First, you need to define the absolute path to your Input_folder
. This parameter can be found in the static_data
block under the name absolute_path
. You also need to specify the resolution of your data by setting the high_resolution
parameter to True
or False
(in this context, any data with a mass resolution higher than 1 Da is considered high resolution).
Next, if you have a Wash
directory for retention index calculation, go to the retention_index
block. You need to define the relative path from the Input_folder
to the Wash
folder. In our example, this parameter would look like this ./Wash
.
You also have to define the alkanes present in your samples as a simple list c10,c12,c16,[...],c32,c34
.
If you do not have blank samples containing alkanes for retention index calculation, you can leave this section as it is in the example file.
The last two compulsory parameters that you need to define are the relatives path from the Input_folder
to your Training_samples
and Optimization_samples
directories, respectively found in training_data-general
and optimization-general
setting blocks.
That's all for the basic settings, you are now ready to run the pipeline.

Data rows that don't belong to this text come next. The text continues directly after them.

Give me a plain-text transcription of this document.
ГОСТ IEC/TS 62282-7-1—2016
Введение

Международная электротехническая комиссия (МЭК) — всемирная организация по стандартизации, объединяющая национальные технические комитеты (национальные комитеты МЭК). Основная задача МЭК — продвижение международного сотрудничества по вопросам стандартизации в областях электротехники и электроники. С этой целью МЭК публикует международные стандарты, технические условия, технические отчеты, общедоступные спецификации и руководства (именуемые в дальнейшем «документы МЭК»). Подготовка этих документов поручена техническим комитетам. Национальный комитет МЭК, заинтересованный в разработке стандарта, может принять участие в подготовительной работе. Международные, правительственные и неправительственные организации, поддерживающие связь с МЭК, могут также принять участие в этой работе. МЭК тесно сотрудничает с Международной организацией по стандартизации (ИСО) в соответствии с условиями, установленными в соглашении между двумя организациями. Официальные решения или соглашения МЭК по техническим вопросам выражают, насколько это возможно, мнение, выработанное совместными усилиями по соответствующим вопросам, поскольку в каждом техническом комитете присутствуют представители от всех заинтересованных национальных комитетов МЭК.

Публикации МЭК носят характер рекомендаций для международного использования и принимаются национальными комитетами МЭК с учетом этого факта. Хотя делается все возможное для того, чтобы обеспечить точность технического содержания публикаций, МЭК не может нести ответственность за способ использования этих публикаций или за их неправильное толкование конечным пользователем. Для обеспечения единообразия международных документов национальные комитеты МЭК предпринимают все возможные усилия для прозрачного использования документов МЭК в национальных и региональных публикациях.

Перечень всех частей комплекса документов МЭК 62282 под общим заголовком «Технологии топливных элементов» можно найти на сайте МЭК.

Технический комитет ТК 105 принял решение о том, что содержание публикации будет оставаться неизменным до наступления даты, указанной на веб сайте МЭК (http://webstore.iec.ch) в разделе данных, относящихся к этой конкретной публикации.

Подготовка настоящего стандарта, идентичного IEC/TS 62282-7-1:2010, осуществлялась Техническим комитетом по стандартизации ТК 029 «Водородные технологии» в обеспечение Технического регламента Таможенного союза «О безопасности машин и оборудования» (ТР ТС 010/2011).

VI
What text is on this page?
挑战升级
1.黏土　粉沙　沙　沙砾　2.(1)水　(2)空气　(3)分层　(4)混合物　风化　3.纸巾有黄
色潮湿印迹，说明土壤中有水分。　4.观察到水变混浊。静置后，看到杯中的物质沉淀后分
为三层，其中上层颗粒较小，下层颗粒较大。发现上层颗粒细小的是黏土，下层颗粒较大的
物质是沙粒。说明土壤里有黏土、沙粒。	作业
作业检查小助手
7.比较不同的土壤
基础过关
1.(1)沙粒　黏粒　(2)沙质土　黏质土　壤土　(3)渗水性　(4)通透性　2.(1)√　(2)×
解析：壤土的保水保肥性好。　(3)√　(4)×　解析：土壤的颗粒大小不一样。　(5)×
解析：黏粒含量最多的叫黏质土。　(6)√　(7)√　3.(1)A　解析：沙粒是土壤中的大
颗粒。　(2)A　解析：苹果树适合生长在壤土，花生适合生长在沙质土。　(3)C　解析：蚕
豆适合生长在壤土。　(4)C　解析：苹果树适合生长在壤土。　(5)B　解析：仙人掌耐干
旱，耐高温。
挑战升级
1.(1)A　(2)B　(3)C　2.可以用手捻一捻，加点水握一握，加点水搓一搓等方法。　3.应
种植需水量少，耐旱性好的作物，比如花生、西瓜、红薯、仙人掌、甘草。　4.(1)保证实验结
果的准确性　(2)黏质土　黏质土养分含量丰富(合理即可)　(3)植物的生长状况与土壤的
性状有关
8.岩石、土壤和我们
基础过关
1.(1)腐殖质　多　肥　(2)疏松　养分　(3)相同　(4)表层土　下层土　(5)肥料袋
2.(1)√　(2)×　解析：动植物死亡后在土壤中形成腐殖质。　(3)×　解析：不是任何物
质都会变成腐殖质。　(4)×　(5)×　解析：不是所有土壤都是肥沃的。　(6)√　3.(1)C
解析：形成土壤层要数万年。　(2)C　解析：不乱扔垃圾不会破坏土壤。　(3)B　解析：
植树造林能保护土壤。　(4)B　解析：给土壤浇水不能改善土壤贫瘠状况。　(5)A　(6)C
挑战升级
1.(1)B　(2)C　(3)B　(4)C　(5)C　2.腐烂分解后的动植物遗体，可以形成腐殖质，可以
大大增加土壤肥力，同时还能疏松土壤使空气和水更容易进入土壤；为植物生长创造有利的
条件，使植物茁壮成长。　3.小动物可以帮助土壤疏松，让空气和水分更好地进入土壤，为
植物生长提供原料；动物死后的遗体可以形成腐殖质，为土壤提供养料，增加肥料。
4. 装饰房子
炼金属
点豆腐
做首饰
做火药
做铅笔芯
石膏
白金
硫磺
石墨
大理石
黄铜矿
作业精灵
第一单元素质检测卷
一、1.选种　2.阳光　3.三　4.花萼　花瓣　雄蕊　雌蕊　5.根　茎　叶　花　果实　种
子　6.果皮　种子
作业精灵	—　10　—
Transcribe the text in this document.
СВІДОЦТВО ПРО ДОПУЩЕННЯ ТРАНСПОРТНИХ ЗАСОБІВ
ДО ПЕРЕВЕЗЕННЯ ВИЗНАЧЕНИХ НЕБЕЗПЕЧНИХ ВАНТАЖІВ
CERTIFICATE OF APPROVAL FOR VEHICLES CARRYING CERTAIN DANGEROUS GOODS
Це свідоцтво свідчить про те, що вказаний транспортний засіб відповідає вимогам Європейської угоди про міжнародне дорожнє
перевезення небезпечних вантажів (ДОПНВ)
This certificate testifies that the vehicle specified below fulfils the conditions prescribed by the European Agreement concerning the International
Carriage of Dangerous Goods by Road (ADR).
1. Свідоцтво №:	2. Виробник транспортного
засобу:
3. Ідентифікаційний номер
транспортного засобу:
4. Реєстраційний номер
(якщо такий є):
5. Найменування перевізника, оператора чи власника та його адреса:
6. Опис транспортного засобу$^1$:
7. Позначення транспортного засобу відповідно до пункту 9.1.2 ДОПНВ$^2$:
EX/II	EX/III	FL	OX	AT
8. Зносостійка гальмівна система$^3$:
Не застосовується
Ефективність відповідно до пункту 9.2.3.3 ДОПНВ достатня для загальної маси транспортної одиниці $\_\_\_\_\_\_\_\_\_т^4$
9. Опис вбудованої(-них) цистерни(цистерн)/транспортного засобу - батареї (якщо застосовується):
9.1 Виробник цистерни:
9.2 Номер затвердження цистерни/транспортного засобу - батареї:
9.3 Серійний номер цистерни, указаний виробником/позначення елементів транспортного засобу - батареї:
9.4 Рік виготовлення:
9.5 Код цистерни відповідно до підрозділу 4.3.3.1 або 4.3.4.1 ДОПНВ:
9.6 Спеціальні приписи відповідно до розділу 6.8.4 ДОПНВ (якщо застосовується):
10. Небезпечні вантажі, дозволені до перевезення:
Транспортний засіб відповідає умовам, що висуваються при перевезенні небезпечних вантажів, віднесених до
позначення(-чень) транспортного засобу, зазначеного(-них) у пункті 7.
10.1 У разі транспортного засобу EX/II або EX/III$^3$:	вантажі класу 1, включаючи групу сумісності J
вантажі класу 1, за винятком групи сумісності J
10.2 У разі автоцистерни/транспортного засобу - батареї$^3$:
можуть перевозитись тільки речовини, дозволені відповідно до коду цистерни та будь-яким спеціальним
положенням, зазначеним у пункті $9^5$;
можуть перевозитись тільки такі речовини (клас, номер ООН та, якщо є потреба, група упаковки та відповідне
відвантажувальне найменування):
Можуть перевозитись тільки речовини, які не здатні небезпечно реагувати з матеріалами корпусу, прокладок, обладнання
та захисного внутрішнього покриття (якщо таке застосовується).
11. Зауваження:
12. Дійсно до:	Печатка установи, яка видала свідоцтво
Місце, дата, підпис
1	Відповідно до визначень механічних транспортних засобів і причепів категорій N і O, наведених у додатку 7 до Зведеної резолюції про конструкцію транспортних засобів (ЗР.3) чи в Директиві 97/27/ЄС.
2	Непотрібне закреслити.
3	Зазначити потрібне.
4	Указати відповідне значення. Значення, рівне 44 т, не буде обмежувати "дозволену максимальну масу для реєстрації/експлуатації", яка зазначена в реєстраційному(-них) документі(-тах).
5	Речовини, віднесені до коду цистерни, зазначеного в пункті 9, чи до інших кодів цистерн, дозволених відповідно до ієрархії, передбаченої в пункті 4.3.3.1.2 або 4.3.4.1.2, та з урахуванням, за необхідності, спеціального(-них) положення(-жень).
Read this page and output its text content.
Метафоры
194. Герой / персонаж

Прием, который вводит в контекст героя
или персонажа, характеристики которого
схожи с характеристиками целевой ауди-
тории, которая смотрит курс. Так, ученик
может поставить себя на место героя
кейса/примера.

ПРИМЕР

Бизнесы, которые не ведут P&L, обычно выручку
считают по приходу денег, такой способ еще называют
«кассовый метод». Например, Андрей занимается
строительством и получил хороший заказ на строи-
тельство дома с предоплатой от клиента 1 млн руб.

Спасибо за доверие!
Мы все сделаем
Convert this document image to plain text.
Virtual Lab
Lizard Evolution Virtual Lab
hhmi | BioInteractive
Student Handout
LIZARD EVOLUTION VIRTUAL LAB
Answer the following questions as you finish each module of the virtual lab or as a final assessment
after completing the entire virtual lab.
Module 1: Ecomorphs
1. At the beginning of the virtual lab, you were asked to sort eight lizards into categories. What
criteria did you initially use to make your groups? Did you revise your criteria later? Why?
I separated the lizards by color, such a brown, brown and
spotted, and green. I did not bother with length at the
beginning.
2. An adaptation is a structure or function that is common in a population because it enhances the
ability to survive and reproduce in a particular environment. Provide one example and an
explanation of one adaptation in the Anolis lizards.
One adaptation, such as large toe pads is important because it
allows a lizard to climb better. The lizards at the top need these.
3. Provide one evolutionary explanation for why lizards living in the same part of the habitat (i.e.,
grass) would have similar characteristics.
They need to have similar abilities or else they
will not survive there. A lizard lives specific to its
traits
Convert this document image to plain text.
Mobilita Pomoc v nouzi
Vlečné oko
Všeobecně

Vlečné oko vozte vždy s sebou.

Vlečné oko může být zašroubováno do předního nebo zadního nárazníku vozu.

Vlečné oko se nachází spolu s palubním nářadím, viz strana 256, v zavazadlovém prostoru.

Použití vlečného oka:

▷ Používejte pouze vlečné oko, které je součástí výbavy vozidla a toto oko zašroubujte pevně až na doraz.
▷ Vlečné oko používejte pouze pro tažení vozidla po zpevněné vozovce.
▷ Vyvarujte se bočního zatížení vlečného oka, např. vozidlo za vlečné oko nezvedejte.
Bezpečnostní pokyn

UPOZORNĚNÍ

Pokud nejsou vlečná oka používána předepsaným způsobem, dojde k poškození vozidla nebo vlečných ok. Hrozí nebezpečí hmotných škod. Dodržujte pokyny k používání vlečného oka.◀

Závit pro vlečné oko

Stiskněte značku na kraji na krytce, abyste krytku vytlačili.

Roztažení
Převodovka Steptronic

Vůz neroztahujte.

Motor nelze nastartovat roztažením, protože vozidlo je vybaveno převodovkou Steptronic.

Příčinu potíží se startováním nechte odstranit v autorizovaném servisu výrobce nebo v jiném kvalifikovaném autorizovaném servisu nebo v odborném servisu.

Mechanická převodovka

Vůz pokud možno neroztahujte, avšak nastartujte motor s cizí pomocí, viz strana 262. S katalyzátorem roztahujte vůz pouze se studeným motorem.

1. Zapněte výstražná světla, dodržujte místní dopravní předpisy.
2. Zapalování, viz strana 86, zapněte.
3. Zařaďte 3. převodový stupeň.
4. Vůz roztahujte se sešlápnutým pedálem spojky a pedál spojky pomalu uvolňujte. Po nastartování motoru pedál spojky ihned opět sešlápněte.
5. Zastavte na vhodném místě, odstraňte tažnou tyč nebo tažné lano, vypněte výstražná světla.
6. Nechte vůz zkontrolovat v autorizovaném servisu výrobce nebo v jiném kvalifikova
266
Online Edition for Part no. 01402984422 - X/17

Keep in mind that those parameters are the only one required to run the pipeline, but there is a lot more you can do to precisely tune the pipeline. Have a read through the complete user guide to learn more.
Follow the same steps as in the example_project.
Peak annotation usually takes several hours (1200 peaks per algorithm by default), but you only need to do that once per instrument/protocol. Once trained, the SVM classifiers can be reused on other datasets generated with the same instrument and data acquisition method.